PENETRATION TESTING

STATIC CODE ANALYSIS

During static analysis, experts meticulously review a mobile app's source code or reverse-engineered code to uncover security vulnerabilities, including business logic flaws. This method provides a comprehensive view of the application's internal structure and its utilization of external resources. It can also be applied to APIs when their source code is available for auditing.

DYNAMIC CODE ANALYSIS

Dynamic analysis involves examining the app's behavior during runtime to detect security issues arising from interactions with platforms and external services.

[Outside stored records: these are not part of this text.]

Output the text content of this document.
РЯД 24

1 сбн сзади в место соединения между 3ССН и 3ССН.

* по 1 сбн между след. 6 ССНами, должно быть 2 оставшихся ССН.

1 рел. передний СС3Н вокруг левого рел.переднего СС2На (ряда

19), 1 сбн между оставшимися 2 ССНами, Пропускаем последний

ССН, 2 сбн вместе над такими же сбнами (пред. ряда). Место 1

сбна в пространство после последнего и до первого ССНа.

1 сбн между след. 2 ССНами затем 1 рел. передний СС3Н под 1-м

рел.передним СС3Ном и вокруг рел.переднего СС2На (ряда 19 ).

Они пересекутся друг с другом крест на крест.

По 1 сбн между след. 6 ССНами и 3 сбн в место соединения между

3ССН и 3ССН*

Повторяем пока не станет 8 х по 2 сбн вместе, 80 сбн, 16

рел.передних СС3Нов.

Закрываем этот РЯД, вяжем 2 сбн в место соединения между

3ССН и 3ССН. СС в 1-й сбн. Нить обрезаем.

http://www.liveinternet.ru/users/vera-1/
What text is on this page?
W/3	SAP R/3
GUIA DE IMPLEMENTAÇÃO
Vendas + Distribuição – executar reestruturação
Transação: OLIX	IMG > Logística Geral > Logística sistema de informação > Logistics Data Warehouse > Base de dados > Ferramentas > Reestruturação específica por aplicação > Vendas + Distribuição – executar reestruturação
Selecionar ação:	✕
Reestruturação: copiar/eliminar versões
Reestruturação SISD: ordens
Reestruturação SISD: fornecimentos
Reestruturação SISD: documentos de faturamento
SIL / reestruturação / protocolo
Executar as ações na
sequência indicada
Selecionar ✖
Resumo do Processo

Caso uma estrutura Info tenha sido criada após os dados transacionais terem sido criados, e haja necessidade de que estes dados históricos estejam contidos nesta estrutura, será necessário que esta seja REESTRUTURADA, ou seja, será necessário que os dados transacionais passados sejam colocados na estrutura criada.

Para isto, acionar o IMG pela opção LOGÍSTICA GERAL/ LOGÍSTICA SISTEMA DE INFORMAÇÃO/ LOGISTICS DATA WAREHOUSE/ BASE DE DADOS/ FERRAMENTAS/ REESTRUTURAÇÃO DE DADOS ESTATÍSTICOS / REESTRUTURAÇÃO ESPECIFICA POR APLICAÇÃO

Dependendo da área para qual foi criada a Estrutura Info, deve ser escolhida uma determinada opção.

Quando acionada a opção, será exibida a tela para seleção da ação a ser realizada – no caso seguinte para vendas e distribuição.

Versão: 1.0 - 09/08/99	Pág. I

This method necessitates a live testing environment for apps that communicate with external services.

API SECURITY TESTING

API testing, similar to dynamic analysis, focuses on assessing the security of external services (APIs) used by the app. It involves live security analysis and penetration testing to ensure proper security measures are implemented.

SCA ANALYSIS

Third-party code assessments involve evaluating vulnerabilities in third-party code and libraries used by the app, either through pre-release assessments or vulnerability research, including identifying zero-day vulnerabilities.

APP BUNDLE INTEGRITY CHECK

App bundle inspection ensures that the app is correctly built and packaged before publishing, verifying the absence of debugging or sensitive information and confirming the functionality of security controls.

REPORTS

Issues identified during testing are documented in technical reports or issue tracker spreadsheets, detailing vulnerabilities, evaluating risks, and proposing mitigations. Our experts offer ongoing support for issue retesting and consulting.

EARLY RISK MITIGATION

Mobile app testing provides early risk mitigation, ensuring robust protection for businesses, services, and users. Dolus security offers comprehensive testing services worldwide, leveraging years of experience and research to uncover vulnerabilities beyond standard issues like OWASP Mobile Top 10 Risks.